Messieurs, signez un exploit
Article du Dauphiné Libéré (25 novembre 2000).
Face à une équipe rouennaise qui leur avait laissé une marque douloureuse en première phase, les Grenoblois n'ont d'autre choix que de signer une performance exceptionnelle. Pour ce faire, ils compteront notamment sur le retour de leur gardien titulaire, Patrick Rolland, passé de l'enfer au paradis en douze mois.
Dire qu'il y a un an, il songeait à arrêter ! Et le voilà aujourd'hui gardien des Brûleurs de Loups et numéro "1 bis" de l'équipe de France ! Drôle de trajectoire en effet que celle de Patrick Rolland, qui aura un rôle de choix ce soir. << En fait, durant l'été 99, j'évoluais pour Lyon, sans avoir signé encore de contrat. Mais nous nous étions entendus sur les termes de l'accord avec le président rhodanien. Et puis, en match amical, je me suis blessé et les promesses se sont envolées. J'ai dû être opéré alors que je n'avais aucune couverture médicale ! J'ai vraiment pensé mettre un terme à ma carrière, d'autant que la Fédération me proposait un poste d'entraîneur de gardiens. Et puis Dennis Murphy (l'entraîneur villardien) m'a contacté pour m'occuper d'une part de Pascal Favarin, et disputer quelques matchs de l'autre >>.
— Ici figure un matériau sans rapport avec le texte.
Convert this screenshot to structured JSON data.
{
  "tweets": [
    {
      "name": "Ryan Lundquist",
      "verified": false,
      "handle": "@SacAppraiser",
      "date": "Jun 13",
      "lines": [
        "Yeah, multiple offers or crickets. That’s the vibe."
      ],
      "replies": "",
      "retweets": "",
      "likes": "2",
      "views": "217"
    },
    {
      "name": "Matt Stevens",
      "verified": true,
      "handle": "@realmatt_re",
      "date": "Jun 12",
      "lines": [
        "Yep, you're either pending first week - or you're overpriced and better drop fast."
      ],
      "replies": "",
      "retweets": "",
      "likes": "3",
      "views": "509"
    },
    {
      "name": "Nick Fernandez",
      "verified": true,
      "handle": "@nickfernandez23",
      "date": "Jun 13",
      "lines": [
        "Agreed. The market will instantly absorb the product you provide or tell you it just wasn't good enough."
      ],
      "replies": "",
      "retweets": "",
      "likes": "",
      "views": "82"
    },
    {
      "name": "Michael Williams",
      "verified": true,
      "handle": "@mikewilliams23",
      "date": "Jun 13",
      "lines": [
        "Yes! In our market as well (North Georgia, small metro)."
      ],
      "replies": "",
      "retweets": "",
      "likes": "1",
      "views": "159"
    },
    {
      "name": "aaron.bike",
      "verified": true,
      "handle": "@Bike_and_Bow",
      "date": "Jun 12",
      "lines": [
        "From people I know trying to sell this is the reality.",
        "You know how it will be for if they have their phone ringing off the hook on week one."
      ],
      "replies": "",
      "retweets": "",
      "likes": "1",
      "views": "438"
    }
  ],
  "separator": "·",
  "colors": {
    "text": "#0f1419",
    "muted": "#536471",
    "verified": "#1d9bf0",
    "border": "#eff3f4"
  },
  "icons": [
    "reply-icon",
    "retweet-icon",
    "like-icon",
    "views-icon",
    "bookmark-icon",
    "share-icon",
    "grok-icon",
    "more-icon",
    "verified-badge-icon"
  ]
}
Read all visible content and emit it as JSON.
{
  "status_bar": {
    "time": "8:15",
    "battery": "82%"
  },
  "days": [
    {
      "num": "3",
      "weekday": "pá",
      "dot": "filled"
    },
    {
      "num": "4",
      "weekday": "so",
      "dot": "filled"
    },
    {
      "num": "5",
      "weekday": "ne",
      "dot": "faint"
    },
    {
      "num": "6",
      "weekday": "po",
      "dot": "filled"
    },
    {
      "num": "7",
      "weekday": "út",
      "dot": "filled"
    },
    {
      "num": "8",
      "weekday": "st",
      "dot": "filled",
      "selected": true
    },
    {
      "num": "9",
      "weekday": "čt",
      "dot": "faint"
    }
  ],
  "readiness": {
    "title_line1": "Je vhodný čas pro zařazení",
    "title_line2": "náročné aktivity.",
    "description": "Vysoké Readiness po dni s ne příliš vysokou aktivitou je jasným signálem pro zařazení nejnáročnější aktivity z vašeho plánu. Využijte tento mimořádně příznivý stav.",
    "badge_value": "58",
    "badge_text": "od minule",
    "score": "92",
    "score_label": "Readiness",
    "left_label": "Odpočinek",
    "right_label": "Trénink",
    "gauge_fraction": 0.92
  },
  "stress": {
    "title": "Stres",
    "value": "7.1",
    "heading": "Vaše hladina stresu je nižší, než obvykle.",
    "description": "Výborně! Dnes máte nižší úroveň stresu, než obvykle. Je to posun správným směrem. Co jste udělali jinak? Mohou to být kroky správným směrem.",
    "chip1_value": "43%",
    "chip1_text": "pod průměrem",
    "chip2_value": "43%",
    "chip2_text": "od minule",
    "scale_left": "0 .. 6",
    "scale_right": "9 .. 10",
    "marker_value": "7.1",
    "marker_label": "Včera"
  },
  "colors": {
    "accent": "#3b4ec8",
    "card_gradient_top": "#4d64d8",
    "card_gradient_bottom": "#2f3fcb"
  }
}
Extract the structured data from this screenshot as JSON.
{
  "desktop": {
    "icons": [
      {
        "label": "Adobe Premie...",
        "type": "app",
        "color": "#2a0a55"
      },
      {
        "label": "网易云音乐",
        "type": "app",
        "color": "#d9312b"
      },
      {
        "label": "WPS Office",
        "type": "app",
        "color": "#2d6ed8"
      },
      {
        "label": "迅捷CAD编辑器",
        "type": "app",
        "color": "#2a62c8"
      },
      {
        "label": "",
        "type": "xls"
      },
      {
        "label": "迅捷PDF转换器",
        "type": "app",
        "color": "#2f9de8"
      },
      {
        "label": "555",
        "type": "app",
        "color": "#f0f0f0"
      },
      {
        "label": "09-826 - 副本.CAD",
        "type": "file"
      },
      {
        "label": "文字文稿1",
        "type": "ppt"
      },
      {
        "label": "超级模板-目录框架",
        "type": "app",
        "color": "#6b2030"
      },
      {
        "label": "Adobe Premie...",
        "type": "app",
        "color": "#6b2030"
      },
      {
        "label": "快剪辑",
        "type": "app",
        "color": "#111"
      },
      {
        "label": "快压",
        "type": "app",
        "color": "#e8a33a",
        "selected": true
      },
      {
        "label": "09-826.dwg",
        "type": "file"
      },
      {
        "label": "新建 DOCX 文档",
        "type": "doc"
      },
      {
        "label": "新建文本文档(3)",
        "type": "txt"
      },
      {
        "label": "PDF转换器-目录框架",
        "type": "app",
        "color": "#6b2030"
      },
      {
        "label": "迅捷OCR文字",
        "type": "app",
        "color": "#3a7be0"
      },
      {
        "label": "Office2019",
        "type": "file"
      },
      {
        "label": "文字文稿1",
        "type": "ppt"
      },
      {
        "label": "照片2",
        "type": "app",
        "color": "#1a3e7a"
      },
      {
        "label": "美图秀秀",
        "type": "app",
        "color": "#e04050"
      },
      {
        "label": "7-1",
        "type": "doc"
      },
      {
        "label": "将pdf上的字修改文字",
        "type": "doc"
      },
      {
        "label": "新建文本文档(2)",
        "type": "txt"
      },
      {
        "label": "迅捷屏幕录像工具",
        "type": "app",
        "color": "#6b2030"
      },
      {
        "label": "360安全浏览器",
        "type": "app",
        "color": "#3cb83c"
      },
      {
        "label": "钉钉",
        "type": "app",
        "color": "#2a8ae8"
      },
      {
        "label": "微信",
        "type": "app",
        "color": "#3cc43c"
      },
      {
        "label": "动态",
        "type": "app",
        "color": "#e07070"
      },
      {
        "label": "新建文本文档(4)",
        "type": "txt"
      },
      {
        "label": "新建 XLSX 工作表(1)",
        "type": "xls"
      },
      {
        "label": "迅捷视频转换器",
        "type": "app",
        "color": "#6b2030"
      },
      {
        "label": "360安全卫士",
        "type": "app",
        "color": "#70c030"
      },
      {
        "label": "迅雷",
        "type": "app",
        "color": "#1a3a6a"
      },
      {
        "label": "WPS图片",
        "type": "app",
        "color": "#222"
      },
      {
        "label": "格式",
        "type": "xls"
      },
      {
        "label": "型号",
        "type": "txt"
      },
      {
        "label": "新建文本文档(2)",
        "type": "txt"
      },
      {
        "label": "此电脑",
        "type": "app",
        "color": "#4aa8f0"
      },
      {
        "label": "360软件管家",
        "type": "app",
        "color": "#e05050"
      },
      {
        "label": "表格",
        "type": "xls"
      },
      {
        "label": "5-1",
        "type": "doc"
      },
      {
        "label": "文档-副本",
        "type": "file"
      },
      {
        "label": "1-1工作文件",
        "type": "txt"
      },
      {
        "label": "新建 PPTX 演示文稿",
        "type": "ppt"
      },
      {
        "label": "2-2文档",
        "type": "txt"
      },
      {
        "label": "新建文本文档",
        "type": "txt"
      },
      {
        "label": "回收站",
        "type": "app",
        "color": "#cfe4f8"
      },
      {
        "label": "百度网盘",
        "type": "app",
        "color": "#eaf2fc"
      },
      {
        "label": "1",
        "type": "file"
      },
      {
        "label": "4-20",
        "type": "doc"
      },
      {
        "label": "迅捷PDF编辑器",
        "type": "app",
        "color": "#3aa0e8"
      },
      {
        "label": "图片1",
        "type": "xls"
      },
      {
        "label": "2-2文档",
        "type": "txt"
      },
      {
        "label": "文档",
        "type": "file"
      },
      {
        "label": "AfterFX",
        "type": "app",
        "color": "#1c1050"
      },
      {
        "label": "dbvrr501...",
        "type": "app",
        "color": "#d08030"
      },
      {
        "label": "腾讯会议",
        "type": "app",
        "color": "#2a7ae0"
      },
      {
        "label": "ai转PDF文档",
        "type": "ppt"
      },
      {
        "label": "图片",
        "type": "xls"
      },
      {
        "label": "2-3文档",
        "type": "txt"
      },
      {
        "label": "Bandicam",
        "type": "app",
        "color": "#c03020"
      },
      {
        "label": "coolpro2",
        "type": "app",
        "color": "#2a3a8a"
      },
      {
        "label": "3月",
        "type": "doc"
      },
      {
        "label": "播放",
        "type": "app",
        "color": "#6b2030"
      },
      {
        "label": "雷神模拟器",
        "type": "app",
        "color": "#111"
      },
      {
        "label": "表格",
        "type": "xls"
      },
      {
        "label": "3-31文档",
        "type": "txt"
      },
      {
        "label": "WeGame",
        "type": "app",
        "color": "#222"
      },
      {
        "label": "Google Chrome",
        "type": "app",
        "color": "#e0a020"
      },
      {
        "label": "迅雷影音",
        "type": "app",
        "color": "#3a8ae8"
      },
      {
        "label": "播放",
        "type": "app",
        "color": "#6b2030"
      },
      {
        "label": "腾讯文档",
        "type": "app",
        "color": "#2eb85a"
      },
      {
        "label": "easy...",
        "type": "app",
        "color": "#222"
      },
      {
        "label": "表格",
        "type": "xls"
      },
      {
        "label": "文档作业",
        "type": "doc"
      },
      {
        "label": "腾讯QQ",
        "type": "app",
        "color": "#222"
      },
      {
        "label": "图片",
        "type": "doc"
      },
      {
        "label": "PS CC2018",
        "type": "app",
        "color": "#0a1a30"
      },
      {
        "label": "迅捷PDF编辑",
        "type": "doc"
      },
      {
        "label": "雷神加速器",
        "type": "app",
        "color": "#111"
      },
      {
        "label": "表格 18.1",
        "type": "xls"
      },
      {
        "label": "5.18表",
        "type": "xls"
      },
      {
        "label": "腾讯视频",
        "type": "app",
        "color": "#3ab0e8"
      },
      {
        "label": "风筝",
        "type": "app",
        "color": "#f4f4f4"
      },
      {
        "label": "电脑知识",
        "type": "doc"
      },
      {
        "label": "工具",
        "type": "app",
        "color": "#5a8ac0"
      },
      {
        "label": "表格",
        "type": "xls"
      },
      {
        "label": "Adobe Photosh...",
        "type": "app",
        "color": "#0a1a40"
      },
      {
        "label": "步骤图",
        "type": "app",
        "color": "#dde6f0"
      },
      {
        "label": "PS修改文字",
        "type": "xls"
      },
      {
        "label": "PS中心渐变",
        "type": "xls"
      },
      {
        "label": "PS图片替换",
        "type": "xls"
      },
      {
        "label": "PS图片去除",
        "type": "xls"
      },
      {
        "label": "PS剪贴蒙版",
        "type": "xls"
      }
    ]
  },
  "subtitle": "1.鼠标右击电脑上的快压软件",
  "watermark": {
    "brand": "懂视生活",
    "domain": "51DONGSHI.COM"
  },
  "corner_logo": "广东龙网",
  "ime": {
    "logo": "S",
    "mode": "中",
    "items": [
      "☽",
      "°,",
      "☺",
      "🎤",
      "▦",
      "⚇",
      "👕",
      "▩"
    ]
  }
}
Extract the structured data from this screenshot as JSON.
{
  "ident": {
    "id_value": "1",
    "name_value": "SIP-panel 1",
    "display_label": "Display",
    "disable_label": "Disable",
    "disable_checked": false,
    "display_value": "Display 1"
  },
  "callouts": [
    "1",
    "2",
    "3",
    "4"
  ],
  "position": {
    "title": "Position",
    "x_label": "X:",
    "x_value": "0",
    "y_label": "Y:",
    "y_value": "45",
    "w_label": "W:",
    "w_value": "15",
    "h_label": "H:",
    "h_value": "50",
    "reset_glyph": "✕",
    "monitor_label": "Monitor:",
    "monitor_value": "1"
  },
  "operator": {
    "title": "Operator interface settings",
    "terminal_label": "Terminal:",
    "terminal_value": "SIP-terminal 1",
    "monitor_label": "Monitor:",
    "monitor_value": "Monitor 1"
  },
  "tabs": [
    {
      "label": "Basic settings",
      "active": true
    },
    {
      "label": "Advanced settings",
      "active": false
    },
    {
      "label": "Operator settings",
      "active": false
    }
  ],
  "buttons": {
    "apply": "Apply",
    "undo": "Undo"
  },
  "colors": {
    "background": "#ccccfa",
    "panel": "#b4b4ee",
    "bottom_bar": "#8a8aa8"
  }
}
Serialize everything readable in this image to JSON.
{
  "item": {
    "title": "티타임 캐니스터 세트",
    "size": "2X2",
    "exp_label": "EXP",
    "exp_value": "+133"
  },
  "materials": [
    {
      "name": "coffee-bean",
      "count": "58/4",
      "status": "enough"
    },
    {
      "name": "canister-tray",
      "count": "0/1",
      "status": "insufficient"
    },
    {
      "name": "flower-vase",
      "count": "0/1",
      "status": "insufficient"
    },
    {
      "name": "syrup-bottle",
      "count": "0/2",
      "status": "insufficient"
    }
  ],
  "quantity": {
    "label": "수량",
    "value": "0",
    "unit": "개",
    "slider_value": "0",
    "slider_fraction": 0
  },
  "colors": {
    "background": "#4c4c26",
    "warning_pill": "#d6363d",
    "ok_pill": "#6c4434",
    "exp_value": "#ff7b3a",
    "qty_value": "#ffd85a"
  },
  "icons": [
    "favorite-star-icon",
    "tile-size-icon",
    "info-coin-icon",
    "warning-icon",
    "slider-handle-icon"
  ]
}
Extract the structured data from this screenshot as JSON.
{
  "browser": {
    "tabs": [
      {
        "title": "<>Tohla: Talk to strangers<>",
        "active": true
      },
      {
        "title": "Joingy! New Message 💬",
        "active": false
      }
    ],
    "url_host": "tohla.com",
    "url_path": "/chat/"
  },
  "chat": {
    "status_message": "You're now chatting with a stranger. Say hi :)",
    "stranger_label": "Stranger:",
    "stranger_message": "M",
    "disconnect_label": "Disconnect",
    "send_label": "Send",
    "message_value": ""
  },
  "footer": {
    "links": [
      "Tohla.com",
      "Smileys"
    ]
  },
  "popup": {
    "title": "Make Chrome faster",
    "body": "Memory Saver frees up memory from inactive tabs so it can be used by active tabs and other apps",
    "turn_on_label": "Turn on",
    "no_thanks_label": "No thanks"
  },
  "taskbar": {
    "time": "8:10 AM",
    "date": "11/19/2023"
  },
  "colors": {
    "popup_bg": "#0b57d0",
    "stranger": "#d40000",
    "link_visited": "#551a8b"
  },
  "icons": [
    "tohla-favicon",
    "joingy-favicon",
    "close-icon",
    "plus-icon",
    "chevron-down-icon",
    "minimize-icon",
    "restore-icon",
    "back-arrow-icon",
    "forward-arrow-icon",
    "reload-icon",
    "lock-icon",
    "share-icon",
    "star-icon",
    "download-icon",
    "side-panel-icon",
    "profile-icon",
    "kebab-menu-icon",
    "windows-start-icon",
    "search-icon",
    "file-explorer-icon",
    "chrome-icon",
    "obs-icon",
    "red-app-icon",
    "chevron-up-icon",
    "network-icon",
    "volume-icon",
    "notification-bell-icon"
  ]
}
Remis dans le bain, il se consacre plus encore aux rassemblements avec la sélection tricolore, << d'autant que Stéphane Sabourin était le premier entraîneur à me faire réellement confiance. Avec Fabrice Lhenry, nous avions toujours été barrés par des étrangers et là, il nous a donné une chance >>. Résultat, le voilà reparti pour les sommets, devenant même, aux yeux du coach, l'égal de Cristobal Huet... qu'il a lui-même formé quand tous deux portaient les couleurs iséroises ! << Ça me cause un plaisir fou de nous voir ensemble, à ce niveau. Nous sommes restés très proches, on s'appelle plusieurs fois par semaine et désormais, nous vivons une saine concurrence avec les Bleus >>. Former les jeunes, de toute évidence, Patrick a ça dans la peau, au point de savoir déjà qu'il consacrera son après-carrière à ce domaine. Mais il n'a pas attendu pour prendre également sous son aile Arnaud Goetz, son remplaçant aux Brûleurs : << Je l'ai connu en minimes, et l'an passé, je l'entraînais une fois par semaine. Cette saison, j'essaye de lui donner des conseils, et les matchs qu'il vient de réaliser ont vraiment été exceptionnels. Il a gagné le respect de l'équipe et m'a permis de me reposer, sans précipiter mon retour, après ma double blessure : la première face à Reims où j'ai craint le pire en entendant craquer ma nuque, la deuxième avec une déchirure aux adducteurs contractée avec les Bleus à Anglet. Si Arnaud continue sur cette voie, il se prépare un bel avenir, tout comme Favarin >>.
De retour à Grenoble à l'intersaison, après avoir failli singer à... Omsk (Russie) - << sportivement, c'était hyper-intéressant, mais emmener mon fils de 3 ans et ma femme là-bas, c'était autre chose >> - Patrick Rolland finit par revenir en Isère, après quelques tergiversations. Et reprend place à la patinoire Clémenceau, sans difficultés, même si le début d'année des siens s'effectue dans la douleur : << Le groupe était tout neuf, et venait d'horizons différents. Du coup, la mayonnaise a logiquement tardé à prendre, et l'équipe a vite fait de douter. On l'a vu sur les deux dernières rencontres, certains jeunes joueurs ont du mal à analyser "en direct" une situation fluctuante. Dans ce sens, la venue de Pouget ne peut qu'être bénéfique : sportivement, on peut dire qu'il a tout vécu et sait comment canaliser les ardeurs des uns ou rassurer les autres. A condition de ne pas se reposer uniquement sur lui et que chacun prenne ses responsabilités >>.
S'il s'attend à être très sollicité ce soir, << même si, fort heureusement, notre défense laisse moins d'espaces qu'auparavant >>, Patrick Rolland ne se départit pas d'un flegme égal, quelle que soit la rencontre. << L'expérience m'a appris que sous-estimer ou surestimer un adversaire ne donne rien de bon >>. A 31 ans, Patrick Rolland a suffisamment traversé d'épreuves pour ne pas se mettre martel en tête, sous prétexte qu'un leader pointe ses patins à Grenoble. Lui qui espère bien participer au mondial (sans doute à Grenoble) puis aux Jeux Olympiques de Salt Lake City en 2002, savoure aujourd'hui pleinement ce qui lui arrive. La recette d'un homme qui a beaucoup donné pour le sport, et qui, aujourd'hui, se voit payé d'un juste retour des choses.